Fabrice Berrux: I have always been inspired by those impromptu seats you find in nature when you go for a long walk: sometimes it’s a tree trunk, others simply a smooth rock. This is exactly the spirit I embraced when I came up with the design of the Stone chair. It is a promise of comfort cut in a rock, a protective and welcoming shell. This project addresses an issue that I particularly care about, and that is universal: domesticated nature. Moreover, and besides any trend, I notice that the period forces us to be in a quest for meaning, and to privilege those products that make it possible to live a relaxed but exciting daily dimension.
Do teaching activities, and relationships with students influence your way of designing? If so, how?

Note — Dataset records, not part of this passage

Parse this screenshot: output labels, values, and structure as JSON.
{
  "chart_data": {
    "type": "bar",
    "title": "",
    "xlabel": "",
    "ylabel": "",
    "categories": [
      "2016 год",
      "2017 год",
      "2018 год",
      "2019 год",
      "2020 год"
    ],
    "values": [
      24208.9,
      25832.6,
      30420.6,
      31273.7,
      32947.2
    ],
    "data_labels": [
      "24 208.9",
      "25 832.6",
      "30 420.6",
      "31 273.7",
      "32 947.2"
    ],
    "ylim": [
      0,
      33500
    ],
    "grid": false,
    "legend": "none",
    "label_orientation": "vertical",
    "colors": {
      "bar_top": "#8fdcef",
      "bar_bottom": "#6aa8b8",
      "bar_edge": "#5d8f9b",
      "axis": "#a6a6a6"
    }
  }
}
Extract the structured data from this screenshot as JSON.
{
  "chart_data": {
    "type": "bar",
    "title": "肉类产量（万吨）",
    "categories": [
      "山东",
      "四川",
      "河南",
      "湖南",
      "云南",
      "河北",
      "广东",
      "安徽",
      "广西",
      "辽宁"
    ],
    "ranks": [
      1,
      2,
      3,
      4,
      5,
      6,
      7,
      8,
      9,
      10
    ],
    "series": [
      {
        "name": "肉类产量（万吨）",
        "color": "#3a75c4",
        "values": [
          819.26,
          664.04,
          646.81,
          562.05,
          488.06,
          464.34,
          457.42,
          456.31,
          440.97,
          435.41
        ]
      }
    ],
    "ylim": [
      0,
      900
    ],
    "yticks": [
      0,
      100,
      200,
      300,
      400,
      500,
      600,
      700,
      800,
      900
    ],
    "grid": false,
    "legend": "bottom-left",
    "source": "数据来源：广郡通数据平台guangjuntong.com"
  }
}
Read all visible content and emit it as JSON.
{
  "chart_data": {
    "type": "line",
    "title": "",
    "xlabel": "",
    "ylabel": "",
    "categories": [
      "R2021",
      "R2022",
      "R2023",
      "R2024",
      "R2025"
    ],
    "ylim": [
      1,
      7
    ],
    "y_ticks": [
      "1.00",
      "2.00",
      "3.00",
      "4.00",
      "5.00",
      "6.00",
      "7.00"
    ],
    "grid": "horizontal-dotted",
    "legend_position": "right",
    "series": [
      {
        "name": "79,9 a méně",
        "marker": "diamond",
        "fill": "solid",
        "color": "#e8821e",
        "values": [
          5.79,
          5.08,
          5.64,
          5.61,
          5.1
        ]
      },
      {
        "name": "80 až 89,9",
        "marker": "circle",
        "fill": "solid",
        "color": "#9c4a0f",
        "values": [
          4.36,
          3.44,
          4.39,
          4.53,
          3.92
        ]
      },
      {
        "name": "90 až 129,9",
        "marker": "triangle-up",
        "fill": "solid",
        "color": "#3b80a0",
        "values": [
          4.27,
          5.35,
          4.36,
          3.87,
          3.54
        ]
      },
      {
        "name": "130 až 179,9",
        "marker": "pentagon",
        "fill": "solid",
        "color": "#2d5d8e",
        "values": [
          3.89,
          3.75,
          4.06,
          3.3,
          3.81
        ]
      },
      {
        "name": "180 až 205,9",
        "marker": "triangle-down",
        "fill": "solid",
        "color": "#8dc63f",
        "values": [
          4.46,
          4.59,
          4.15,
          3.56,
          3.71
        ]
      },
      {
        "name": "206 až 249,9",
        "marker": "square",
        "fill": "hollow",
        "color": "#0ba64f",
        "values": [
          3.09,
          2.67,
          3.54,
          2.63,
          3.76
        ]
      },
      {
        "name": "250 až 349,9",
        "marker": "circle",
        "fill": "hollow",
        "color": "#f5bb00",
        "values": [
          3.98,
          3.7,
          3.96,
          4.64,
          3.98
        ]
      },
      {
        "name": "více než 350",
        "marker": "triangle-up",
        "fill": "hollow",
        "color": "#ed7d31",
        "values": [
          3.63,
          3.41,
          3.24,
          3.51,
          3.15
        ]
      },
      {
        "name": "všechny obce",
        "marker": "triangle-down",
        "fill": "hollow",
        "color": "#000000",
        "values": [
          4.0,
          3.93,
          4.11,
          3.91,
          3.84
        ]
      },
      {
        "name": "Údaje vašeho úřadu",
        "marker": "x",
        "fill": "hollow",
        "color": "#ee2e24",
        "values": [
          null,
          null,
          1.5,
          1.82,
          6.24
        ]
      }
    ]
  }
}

Fabrice Berrux: My teaching activity occupies an essential place in my professional experience. Teaching means learning first! Starting from the Ecole des Beaux-Arts in Dijon and then at the École Bleue in Paris, I never stopped to clarify all the intuitions and vague concepts that really captured my interest and fuelled my work. Without this educational requirement, I would have never clarified my thoughts and never learned how to use the right words to express suggestions that I hope will be useful.
Bonaldo has already worked together with the Polytechnic University of Milan. Does the partnership with Fabrice Berrux, who is a professor at the École Bleue in Paris, represent one step further along this path?
Alberto Bonaldo: All of Bonaldo’s products have a strong technical component, as well as important content regarding design. It is of fundamental importance for us to be in contact with centers dedicated to research, study, and innovation, such as universities, polytechnics, and design schools. An example of this kind of partnership is the one we have shared with Carlo Bartoli for over twenty years, a professor at the Polytechnic University of Milan and the ISIA (Higher Institute for Artistic Industries) in Florence and Rome, representing our need for technical content, different technologies, and design.
How do the products designed by Fabrice Berrux blend in with Bonaldo’s collection?
Alberto Bonaldo: Fabrice has a brilliant, dynamic and extremely original spirit. He has an innovative and original way of designing products, and that’s exactly what Bonaldo is looking for in its collections.